With both gas and charcoal, you will burn more fuel, so make sure you are well stocked up.
If your gas barbecue uses Butane, you may have an issue if it’s very cold, the liquid butane may not boil to gas. Propane is better a option in Winter but you will need a different regulator. It’s best to check with your manufacturer.
Charcoal will of course work at any temperature. If you are cooking a large bird or joint, you will need to add more charcoal while it cooks. Monitor the built in thermometer if fitted or buy a digital one with a sensor if not. If you use a Weber Kettle, it’s worth buying a hinged grate so you can add charcoal easily without disturbing the meat.
It will take longer for the grill to reach temperature, allow for this in your timing, again a thermometer is very useful.
It’s unlikely you will hang around outside with a Gin and Tonic for long, position the BBQ as convenient to the house as possible. Not too close though so it is fire hazard and beware of slippery paths and steps, it would be a shame to trip and spread your differ over the ground!
If you are real enthusiast there are fire resistant barbecue gazebos available to keep you dry if it raining or snowing.
Only consider doing a Winter Barbecue if you have a lid. Open it as little as possible as heat is rapidly lost.
For a Christmas lunch you are likely to be cooking more, and possibly a larger joint, this and the colder ambient temperature will all lead to longer cooking times. On a Weber Kettle keep all vents fully open. Monitor the thermometer if fitted and maintain the temperature. If it falls and you cannot raise it, then go for plan B, use the Kitchen oven. Don’t risk serving anything undercooked. At least you tried and hopefully it’s cooked enough for the barbecue to have imparted the smoked flavour.

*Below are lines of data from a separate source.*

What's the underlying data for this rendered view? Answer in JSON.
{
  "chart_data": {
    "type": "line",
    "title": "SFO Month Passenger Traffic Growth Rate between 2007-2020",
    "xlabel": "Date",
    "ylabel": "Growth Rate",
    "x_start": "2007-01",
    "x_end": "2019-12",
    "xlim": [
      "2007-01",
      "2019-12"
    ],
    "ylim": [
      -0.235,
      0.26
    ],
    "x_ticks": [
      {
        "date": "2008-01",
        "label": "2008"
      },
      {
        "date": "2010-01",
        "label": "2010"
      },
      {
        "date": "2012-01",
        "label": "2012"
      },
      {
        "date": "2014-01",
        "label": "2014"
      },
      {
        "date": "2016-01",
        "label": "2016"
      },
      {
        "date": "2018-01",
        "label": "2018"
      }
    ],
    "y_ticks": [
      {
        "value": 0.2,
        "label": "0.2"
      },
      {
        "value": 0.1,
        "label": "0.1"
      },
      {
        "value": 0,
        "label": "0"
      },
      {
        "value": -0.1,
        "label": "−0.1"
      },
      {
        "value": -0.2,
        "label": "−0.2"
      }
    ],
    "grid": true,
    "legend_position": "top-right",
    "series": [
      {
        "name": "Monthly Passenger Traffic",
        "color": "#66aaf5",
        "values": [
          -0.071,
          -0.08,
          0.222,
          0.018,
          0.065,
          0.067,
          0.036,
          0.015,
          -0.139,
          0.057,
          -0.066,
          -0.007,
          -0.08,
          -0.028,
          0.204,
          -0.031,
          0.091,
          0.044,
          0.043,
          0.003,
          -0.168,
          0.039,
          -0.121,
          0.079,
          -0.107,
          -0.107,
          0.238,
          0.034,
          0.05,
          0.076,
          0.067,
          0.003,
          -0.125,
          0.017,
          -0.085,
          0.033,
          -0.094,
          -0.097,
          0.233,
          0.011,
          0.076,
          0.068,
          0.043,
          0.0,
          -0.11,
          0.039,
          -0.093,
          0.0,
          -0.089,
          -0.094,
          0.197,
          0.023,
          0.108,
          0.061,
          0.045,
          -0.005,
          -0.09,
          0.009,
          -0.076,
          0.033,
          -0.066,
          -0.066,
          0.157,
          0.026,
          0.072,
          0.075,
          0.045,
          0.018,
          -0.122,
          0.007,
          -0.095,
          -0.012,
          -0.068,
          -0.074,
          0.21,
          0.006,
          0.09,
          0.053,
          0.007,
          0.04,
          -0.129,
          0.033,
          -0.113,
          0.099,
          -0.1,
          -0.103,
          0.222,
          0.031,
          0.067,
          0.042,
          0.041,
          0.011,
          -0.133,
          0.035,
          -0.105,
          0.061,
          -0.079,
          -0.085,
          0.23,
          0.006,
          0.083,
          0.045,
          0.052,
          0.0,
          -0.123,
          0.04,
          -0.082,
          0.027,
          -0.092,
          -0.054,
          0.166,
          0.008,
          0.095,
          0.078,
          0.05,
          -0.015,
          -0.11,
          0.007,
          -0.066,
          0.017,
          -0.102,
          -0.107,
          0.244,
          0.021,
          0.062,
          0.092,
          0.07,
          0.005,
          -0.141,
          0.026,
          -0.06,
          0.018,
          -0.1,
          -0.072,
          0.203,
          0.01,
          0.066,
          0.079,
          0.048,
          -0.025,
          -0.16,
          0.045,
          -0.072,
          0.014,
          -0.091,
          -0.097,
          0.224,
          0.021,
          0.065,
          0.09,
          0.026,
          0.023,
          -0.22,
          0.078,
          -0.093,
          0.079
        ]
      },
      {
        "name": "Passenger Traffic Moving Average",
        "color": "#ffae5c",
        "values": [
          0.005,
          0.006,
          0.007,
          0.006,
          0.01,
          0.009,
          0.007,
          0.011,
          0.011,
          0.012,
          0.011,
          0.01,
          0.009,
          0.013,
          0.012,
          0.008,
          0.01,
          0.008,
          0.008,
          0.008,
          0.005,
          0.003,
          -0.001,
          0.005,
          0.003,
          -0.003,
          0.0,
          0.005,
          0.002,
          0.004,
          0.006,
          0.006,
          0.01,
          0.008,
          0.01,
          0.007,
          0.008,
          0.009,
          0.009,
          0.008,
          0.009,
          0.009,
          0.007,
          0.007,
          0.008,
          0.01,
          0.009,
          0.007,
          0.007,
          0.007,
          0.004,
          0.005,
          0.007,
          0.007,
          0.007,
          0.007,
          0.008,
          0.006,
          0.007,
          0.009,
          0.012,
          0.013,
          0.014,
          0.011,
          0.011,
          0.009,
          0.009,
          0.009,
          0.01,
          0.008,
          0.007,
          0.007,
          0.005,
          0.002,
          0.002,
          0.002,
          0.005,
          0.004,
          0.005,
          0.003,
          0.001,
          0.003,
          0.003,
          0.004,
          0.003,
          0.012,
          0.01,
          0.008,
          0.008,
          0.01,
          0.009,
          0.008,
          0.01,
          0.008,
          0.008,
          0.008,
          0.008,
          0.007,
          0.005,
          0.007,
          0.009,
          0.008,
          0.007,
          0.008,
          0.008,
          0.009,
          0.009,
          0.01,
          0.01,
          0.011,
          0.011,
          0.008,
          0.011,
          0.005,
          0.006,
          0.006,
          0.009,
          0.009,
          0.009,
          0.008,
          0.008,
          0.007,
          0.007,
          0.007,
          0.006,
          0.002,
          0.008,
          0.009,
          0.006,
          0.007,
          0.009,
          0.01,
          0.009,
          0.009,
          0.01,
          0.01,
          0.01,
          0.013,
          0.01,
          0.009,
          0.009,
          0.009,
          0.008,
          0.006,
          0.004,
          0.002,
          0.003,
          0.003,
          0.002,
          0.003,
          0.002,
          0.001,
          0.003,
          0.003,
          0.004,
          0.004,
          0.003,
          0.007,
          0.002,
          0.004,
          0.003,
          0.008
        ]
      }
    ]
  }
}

Food will cool quickly once removed, so be prepared. Pre-warm serving dishes, ideally choosing ones with lids. Work quickly to remove cooked food from the BBQ and place in the dishes pop on the lids and take inside, assuming of course you don’t plan to eat out in the snow.
Enjoy your meal!
(An admission, the picture above does show our Christmas Turkey being cooked but it was taken in a warm South African garden, not in the cold UK!)
Possibly something to leave for the Spring!